Save screenshot/HTML on first occurrence of error in error statistics #2280

metalwarrior665 · 2024-01-11T18:36:41Z

Which package is the feature request for? If unsure which one to select, leave blank

None

Feature

There is already a robust system of organizing error statistics. For some scrapers, I use an "ErrorSnapshotter" approach where on the first occurrence of each type of error, a screenshot and/or HTML is stored in KV store for further analysis. We should also store a link (either Apify or local path) to the snapshot KV records next to the error statistics count.

Here is an example of how the stats file looks now
https://api.apify.com/v2/key-value-stores/L7DclFFX3fHuPCne9/records/SDK_CRAWLER_STATISTICS_0

Motivation

Useful for faster default debugging, especially for "one of thousands" type of errors or when other users are running the scraper.

Ideal solution or implementation, and any additional constraints

Implementation ideas
The current implementation is hidden under several function calls so it is a bit tricky to add a completely new functionality.
Tha main classes are Statistics and ErrorTracker.
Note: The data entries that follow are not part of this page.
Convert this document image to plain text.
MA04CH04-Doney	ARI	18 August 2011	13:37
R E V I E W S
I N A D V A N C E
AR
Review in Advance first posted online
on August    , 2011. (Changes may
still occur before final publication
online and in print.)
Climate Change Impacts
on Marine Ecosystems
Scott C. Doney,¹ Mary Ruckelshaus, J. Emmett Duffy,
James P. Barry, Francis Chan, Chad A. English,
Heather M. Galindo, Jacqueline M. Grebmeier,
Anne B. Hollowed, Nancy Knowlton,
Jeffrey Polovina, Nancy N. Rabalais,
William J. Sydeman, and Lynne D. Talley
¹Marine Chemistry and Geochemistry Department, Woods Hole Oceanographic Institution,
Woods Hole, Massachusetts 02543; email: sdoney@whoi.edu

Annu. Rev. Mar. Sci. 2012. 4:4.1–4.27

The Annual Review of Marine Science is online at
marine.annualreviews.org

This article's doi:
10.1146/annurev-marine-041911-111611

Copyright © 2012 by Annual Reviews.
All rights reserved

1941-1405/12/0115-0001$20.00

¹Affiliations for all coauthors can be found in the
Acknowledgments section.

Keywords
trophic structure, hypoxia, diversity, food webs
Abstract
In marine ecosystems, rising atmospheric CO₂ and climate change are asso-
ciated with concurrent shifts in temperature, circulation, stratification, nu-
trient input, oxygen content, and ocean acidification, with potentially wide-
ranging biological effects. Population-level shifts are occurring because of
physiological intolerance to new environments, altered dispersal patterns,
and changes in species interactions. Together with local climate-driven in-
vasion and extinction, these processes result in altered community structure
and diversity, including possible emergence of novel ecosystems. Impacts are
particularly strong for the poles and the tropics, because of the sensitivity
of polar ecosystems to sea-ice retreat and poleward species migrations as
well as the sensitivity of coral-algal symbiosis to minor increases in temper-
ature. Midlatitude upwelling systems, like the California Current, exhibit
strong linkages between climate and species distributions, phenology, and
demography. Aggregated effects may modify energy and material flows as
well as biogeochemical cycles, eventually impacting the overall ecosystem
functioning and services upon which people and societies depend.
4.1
The dirty solution would be to send the crawling context through the function calls and then just dynamically figure out if it is Puppeteer, Playwright, or HTML body and use the appropriate snapshotting method from context.
The more proper way would probably be to use generics all the way down but I haven't explored that option.
Or do a larger refactor

Keep in mind

Some errors happen before any page is created or opened, before navigation happens, or after the page is already closed (maybe then a response object is still available to store HTML?)
We need to generate unique filenames. I like if the filenames carry some information so one idea is a hash of the full error object path from ErrorTracker + the first 30 (or 50?) characters of the error for easy reading.

Alternative solutions or implementations

No response

Other context

No response

B4nan · 2024-01-12T12:57:13Z

Sounds like a duplicate of #1771, maybe we should close that one?

metalwarrior665 · 2024-01-12T14:55:03Z

Haha, so I wasted some time :) Closed the old one.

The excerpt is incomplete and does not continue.